The forecast is not good for tonight. Light is a memory. The clouds are alive. I go up and secure the bed. Strapping down the tarpaulin. Taking off the lampshade.  A car alarm is going off almost non-stop on our street. The intermittent breaks make it worse. The sigh of relief met with a new relentless high-pitched sound. A headache arrives. I ‘m unsure how to play it tonight with the rain and wind setting in. I’m worried about the wind speed and the tarpaulin and whether to retire now to add weight to the bed and ride the worst of it.  This is a low point. The crowdfunder is creaking slowly up, £32,500. Gina says ‘text me if you need a lullaby.’ I do.

 

Today is the first day I ‘ve dreaded climbing the ladder.
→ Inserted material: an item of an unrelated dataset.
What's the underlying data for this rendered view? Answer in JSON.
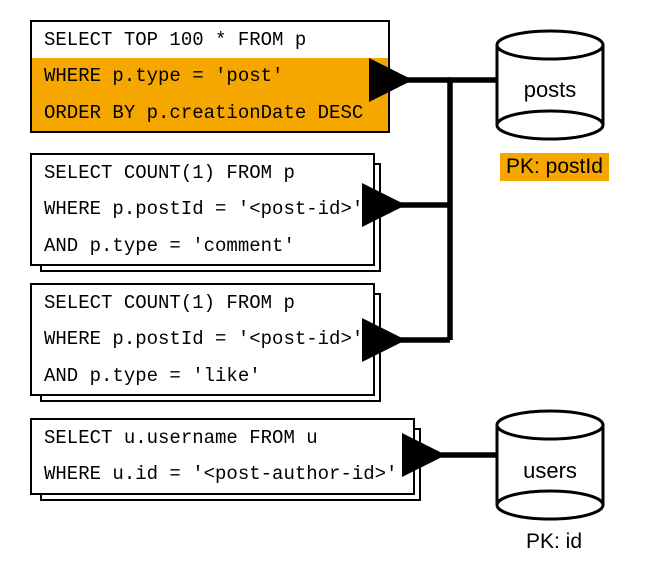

I plod up it if plodding is possible when climbing. Dan finds me trying to sleep under the bed. It could work but he persuades me on top of it confident that our substantial weight will hold it down but aware we can’t put the plastic up in the way we had been. We hunker down. It is not pleasant. The sky has been displaying a warning yellow. The weather ap shows dark grey clouds but in reality they glow ominously. The wind is strong. I try to fall asleep holding onto the plastic to keep it in position -  jaw clenched, shoulders stiff. This is not relaxing. I can’t believe it when I hear snoring from Dan’s side. But the next moment he is waking with claustrophobia and panic from the plastic enveloping his face. The hours pass slowly with moments of sleep interspersed with staring out blankly watching raindrops hit tarpaulin. I stagger down the ladder at 7am. Everything is going to pot. It’s not like one of us has gone off to some extreme place to do something extreme in the knowledge that all is cared for on the home front. Being one minute in survival mode and the next in a zoom meeting or hoovering and putting the washing out is the strain. The lurcher collie cross is frustrated - she doesn’t know where we all are from one minute to the next. Our bed is full so I drag a duvet to the sofa and fall back asleep awaking in a panic that I ‘m late to run a workshop in Cambridge then realising that it was a dream.  My whole body aches but when I go upstairs I see G has just finished a bath. I pop in and he offers me his Lego to play with. Suddenly things look up. Sleep is amazing. Hot water is amazing. The crowdfunder is going up and pledges are coming in – something must have happened , somewhere  - it’s at £38,716.  77% of the way there.  The weather forecast is drizzly but the wind is subsiding meaning last night might now be a memory and not a repetition and we can put back the three precious strings that make a plastic sheet into a tent and make sleep possible.